Elsewhere on Vokai, Jamal was also making up for lost time as he secured an Idol. It’s a big boost for him game-wise, given his continued vulnerability in the tribe dynamics after Molly’s blindside, but it’s not a Get Out of Jail Free. Jamal still needs to earn his way back into an alliance, but the calm and methodical way in which he went about his Idol find does suggest that there is a savvy player within him if he can keep his more impulsive tendencies in check. This was a pretty positive episode for Jamal, especially after being painted as overconfident in Episode 2 and a loose cannon last week. But this multi-dimensionality is fascinating, and I’m excited to see more sides of Jamal as we move forward.
DROP YOUR BUFFS
As is customary, it’s time to mix things up with a tribe swap. I’m grateful that we got four weeks with our original tribes. The earlier swaps in the past several seasons have felt like they’ve prevented tribal dynamics from maturing. Though both Lairo and Vokai have devolved into hot messes of over-playing at times, the time stewing in that space means that the decisions the castaways have made this early are more likely to have an impact in the long-term.

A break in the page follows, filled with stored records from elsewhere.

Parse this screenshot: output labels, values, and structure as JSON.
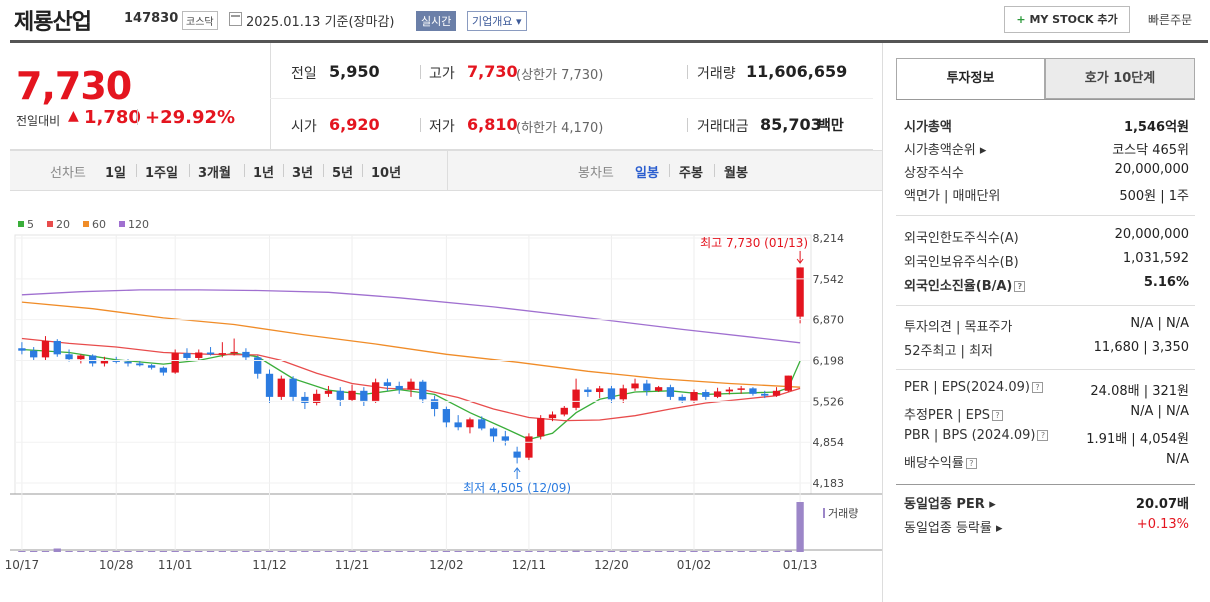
{
  "header": {
    "company_name": "제룡산업",
    "company_code": "147830",
    "market": "코스닥",
    "date": "2025.01.13  기준(장마감)",
    "realtime": "실시간",
    "overview": "기업개요 ▾",
    "my_stock": "MY STOCK 추가",
    "my_stock_plus": "+",
    "quick_order": "빠른주문"
  },
  "price": {
    "current": "7,730",
    "change_label": "전일대비",
    "change_amount": "1,780",
    "change_rate": "+29.92%",
    "prev_close_label": "전일",
    "prev_close": "5,950",
    "high_label": "고가",
    "high": "7,730",
    "upper_limit": "(상한가 7,730)",
    "volume_label": "거래량",
    "volume": "11,606,659",
    "open_label": "시가",
    "open": "6,920",
    "low_label": "저가",
    "low": "6,810",
    "lower_limit": "(하한가 4,170)",
    "trade_value_label": "거래대금",
    "trade_value": "85,703",
    "trade_value_unit": "백만"
  },
  "period_tabs": {
    "line_label": "선차트",
    "line_items": [
      "1일",
      "1주일",
      "3개월",
      "1년",
      "3년",
      "5년",
      "10년"
    ],
    "candle_label": "봉차트",
    "candle_items": [
      "일봉",
      "주봉",
      "월봉"
    ],
    "candle_active": "일봉"
  },
  "chart_data": {
    "type": "candlestick",
    "legend": [
      {
        "name": "5",
        "color": "#3aae3a"
      },
      {
        "name": "20",
        "color": "#e84c4c"
      },
      {
        "name": "60",
        "color": "#f08c28"
      },
      {
        "name": "120",
        "color": "#a070d0"
      }
    ],
    "y_ticks": [
      "8,214",
      "7,542",
      "6,870",
      "6,198",
      "5,526",
      "4,854",
      "4,183"
    ],
    "ylim": [
      4183,
      8214
    ],
    "x_ticks": [
      "10/17",
      "10/28",
      "11/01",
      "11/12",
      "11/21",
      "12/02",
      "12/11",
      "12/20",
      "01/02",
      "01/13"
    ],
    "x_tick_index": [
      0,
      8,
      13,
      21,
      28,
      36,
      43,
      50,
      57,
      66
    ],
    "high_annotation": "최고 7,730 (01/13)",
    "low_annotation": "최저 4,505 (12/09)",
    "volume_label": "거래량",
    "up_color": "#e4151f",
    "down_color": "#2b7be0",
    "candles": [
      [
        6400,
        6500,
        6300,
        6360
      ],
      [
        6360,
        6420,
        6200,
        6250
      ],
      [
        6250,
        6600,
        6200,
        6520
      ],
      [
        6520,
        6550,
        6260,
        6300
      ],
      [
        6300,
        6380,
        6180,
        6220
      ],
      [
        6220,
        6300,
        6150,
        6280
      ],
      [
        6280,
        6300,
        6100,
        6150
      ],
      [
        6150,
        6260,
        6100,
        6200
      ],
      [
        6200,
        6260,
        6150,
        6180
      ],
      [
        6180,
        6220,
        6100,
        6150
      ],
      [
        6150,
        6200,
        6100,
        6120
      ],
      [
        6120,
        6140,
        6050,
        6080
      ],
      [
        6080,
        6100,
        5950,
        6000
      ],
      [
        6000,
        6380,
        5980,
        6320
      ],
      [
        6320,
        6400,
        6200,
        6240
      ],
      [
        6240,
        6380,
        6200,
        6330
      ],
      [
        6330,
        6420,
        6280,
        6300
      ],
      [
        6300,
        6500,
        6250,
        6320
      ],
      [
        6320,
        6560,
        6280,
        6340
      ],
      [
        6340,
        6400,
        6200,
        6250
      ],
      [
        6250,
        6280,
        5900,
        5980
      ],
      [
        5980,
        6050,
        5500,
        5600
      ],
      [
        5600,
        5950,
        5550,
        5900
      ],
      [
        5900,
        5940,
        5520,
        5600
      ],
      [
        5600,
        5680,
        5400,
        5500
      ],
      [
        5500,
        5720,
        5460,
        5650
      ],
      [
        5650,
        5780,
        5600,
        5700
      ],
      [
        5700,
        5760,
        5450,
        5550
      ],
      [
        5550,
        5800,
        5520,
        5700
      ],
      [
        5700,
        5760,
        5450,
        5520
      ],
      [
        5520,
        5900,
        5500,
        5840
      ],
      [
        5840,
        5900,
        5700,
        5780
      ],
      [
        5780,
        5850,
        5650,
        5720
      ],
      [
        5720,
        5900,
        5600,
        5850
      ],
      [
        5850,
        5880,
        5500,
        5560
      ],
      [
        5560,
        5620,
        5280,
        5400
      ],
      [
        5400,
        5440,
        5100,
        5180
      ],
      [
        5180,
        5300,
        5050,
        5100
      ],
      [
        5100,
        5260,
        5000,
        5230
      ],
      [
        5230,
        5280,
        5050,
        5080
      ],
      [
        5080,
        5100,
        4850,
        4950
      ],
      [
        4950,
        5040,
        4800,
        4880
      ],
      [
        4700,
        4780,
        4505,
        4600
      ],
      [
        4600,
        5000,
        4560,
        4950
      ],
      [
        4950,
        5300,
        4900,
        5250
      ],
      [
        5250,
        5360,
        5200,
        5310
      ],
      [
        5310,
        5450,
        5280,
        5420
      ],
      [
        5420,
        5900,
        5380,
        5720
      ],
      [
        5720,
        5760,
        5600,
        5680
      ],
      [
        5680,
        5780,
        5580,
        5740
      ],
      [
        5740,
        5780,
        5500,
        5560
      ],
      [
        5560,
        5800,
        5500,
        5740
      ],
      [
        5740,
        5900,
        5700,
        5820
      ],
      [
        5820,
        5880,
        5620,
        5700
      ],
      [
        5700,
        5780,
        5680,
        5760
      ],
      [
        5760,
        5800,
        5550,
        5600
      ],
      [
        5600,
        5640,
        5500,
        5540
      ],
      [
        5540,
        5720,
        5500,
        5680
      ],
      [
        5680,
        5720,
        5550,
        5600
      ],
      [
        5600,
        5750,
        5580,
        5690
      ],
      [
        5690,
        5760,
        5640,
        5720
      ],
      [
        5720,
        5780,
        5650,
        5740
      ],
      [
        5740,
        5760,
        5620,
        5650
      ],
      [
        5650,
        5700,
        5580,
        5620
      ],
      [
        5620,
        5760,
        5600,
        5700
      ],
      [
        5700,
        5950,
        5680,
        5950
      ],
      [
        6920,
        7730,
        6810,
        7730
      ]
    ],
    "volumes": [
      1,
      1,
      1,
      7,
      1,
      1,
      0.5,
      0.5,
      1,
      2,
      1,
      1,
      1,
      1,
      1,
      1,
      1,
      1,
      1,
      1,
      1,
      1,
      1,
      1,
      0.5,
      1,
      1,
      1,
      1,
      1,
      1,
      1,
      1,
      1,
      1,
      1,
      1,
      1,
      1,
      1,
      1,
      1,
      1,
      1,
      1,
      1,
      1,
      2.5,
      1,
      1,
      1,
      1,
      1,
      1,
      1,
      1,
      1,
      1,
      1,
      1,
      1,
      1,
      1,
      1,
      1,
      2.5,
      100
    ],
    "ma": {
      "5": [
        [
          0,
          6380
        ],
        [
          4,
          6330
        ],
        [
          8,
          6210
        ],
        [
          12,
          6140
        ],
        [
          15,
          6200
        ],
        [
          18,
          6320
        ],
        [
          20,
          6260
        ],
        [
          23,
          5900
        ],
        [
          26,
          5710
        ],
        [
          29,
          5640
        ],
        [
          32,
          5720
        ],
        [
          35,
          5640
        ],
        [
          38,
          5340
        ],
        [
          41,
          5080
        ],
        [
          43,
          4900
        ],
        [
          45,
          5000
        ],
        [
          47,
          5340
        ],
        [
          49,
          5560
        ],
        [
          52,
          5680
        ],
        [
          55,
          5700
        ],
        [
          58,
          5640
        ],
        [
          61,
          5660
        ],
        [
          64,
          5680
        ],
        [
          65,
          5750
        ],
        [
          66,
          6190
        ]
      ],
      "20": [
        [
          0,
          6560
        ],
        [
          4,
          6480
        ],
        [
          8,
          6420
        ],
        [
          12,
          6330
        ],
        [
          16,
          6300
        ],
        [
          20,
          6290
        ],
        [
          22,
          6200
        ],
        [
          25,
          5990
        ],
        [
          28,
          5820
        ],
        [
          31,
          5740
        ],
        [
          34,
          5720
        ],
        [
          37,
          5590
        ],
        [
          40,
          5400
        ],
        [
          43,
          5260
        ],
        [
          46,
          5210
        ],
        [
          49,
          5220
        ],
        [
          52,
          5290
        ],
        [
          55,
          5400
        ],
        [
          58,
          5500
        ],
        [
          62,
          5580
        ],
        [
          64,
          5620
        ],
        [
          66,
          5740
        ]
      ],
      "60": [
        [
          0,
          7160
        ],
        [
          6,
          7050
        ],
        [
          12,
          6900
        ],
        [
          18,
          6790
        ],
        [
          24,
          6620
        ],
        [
          30,
          6470
        ],
        [
          36,
          6300
        ],
        [
          42,
          6170
        ],
        [
          48,
          6020
        ],
        [
          54,
          5900
        ],
        [
          60,
          5820
        ],
        [
          66,
          5760
        ]
      ],
      "120": [
        [
          0,
          7280
        ],
        [
          5,
          7330
        ],
        [
          10,
          7360
        ],
        [
          15,
          7360
        ],
        [
          20,
          7350
        ],
        [
          26,
          7320
        ],
        [
          32,
          7230
        ],
        [
          40,
          7080
        ],
        [
          48,
          6900
        ],
        [
          56,
          6710
        ],
        [
          62,
          6580
        ],
        [
          66,
          6490
        ]
      ]
    }
  },
  "right_panel": {
    "tab_invest": "투자정보",
    "tab_orderbook": "호가 10단계",
    "rows": {
      "market_cap": {
        "label": "시가총액",
        "value": "1,546억원"
      },
      "market_cap_rank": {
        "label": "시가총액순위 ▸",
        "value": "코스닥 465위"
      },
      "shares": {
        "label": "상장주식수",
        "value": "20,000,000"
      },
      "face_value": {
        "label": "액면가 | 매매단위",
        "value": "500원 | 1주"
      },
      "foreign_limit": {
        "label": "외국인한도주식수(A)",
        "value": "20,000,000"
      },
      "foreign_hold": {
        "label": "외국인보유주식수(B)",
        "value": "1,031,592"
      },
      "foreign_ratio": {
        "label": "외국인소진율(B/A)",
        "value": "5.16%"
      },
      "opinion": {
        "label": "투자의견 | 목표주가",
        "value": "N/A | N/A"
      },
      "week52": {
        "label": "52주최고 | 최저",
        "value": "11,680 | 3,350"
      },
      "per_eps": {
        "label": "PER | EPS(2024.09)",
        "value": "24.08배 | 321원"
      },
      "est_per": {
        "label": "추정PER | EPS",
        "value": "N/A | N/A"
      },
      "pbr_bps": {
        "label": "PBR | BPS (2024.09)",
        "value": "1.91배 | 4,054원"
      },
      "dividend": {
        "label": "배당수익률",
        "value": "N/A"
      },
      "ind_per": {
        "label": "동일업종 PER ▸",
        "value": "20.07배"
      },
      "ind_rate": {
        "label": "동일업종 등락률 ▸",
        "value": "+0.13%"
      }
    },
    "help_mark": "?",
    "accent_red": "#e4151f"
  }
}
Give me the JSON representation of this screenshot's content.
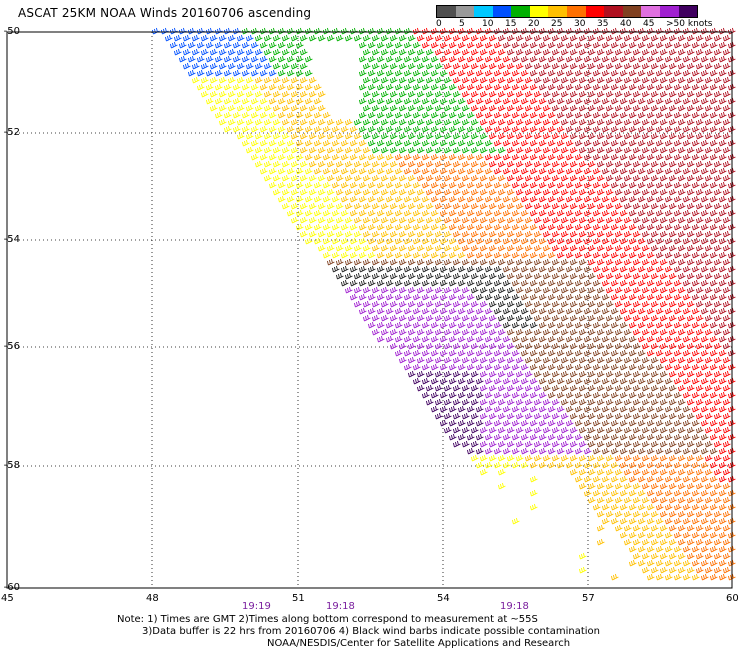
{
  "title": "ASCAT 25KM NOAA Winds 20160706 ascending",
  "legend": {
    "labels": [
      "0",
      "5",
      "10",
      "15",
      "20",
      "25",
      "30",
      "35",
      "40",
      "45",
      ">50 knots"
    ],
    "colors": [
      "#505050",
      "#999999",
      "#00c8ff",
      "#0050ff",
      "#00b000",
      "#ffff00",
      "#ffc000",
      "#ff7000",
      "#ff0000",
      "#b01020",
      "#804020",
      "#e070e0",
      "#a020d0",
      "#400060"
    ]
  },
  "axes": {
    "lat_labels": [
      "-50",
      "-52",
      "-54",
      "-56",
      "-58",
      "-60"
    ],
    "lon_labels": [
      "45",
      "48",
      "51",
      "54",
      "57",
      "60"
    ]
  },
  "time_labels": [
    "19:19",
    "19:18",
    "19:18"
  ],
  "notes": [
    "Note: 1) Times are GMT 2)Times along bottom correspond to measurement at ~55S",
    "3)Data buffer is 22 hrs from 20160706 4) Black wind barbs indicate possible contamination",
    "NOAA/NESDIS/Center for Satellite Applications and Research"
  ]
}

Maybe that’s part of why this season has felt subdued, even though we’ve had four blindsides in a row. This season feels like it’s being set up for the overall narrative rather than the story-of-the-week. Although it’s still not perfect, and there are bones to pick with some critical information left on the cutting room floor, I’d much rather see Survivor get back to telling cohesive, holistic stories. So even if we’ve got two literally giant distractions in the wings, I’m optimistic that we’ll get a good, if not great, season once all is said and done.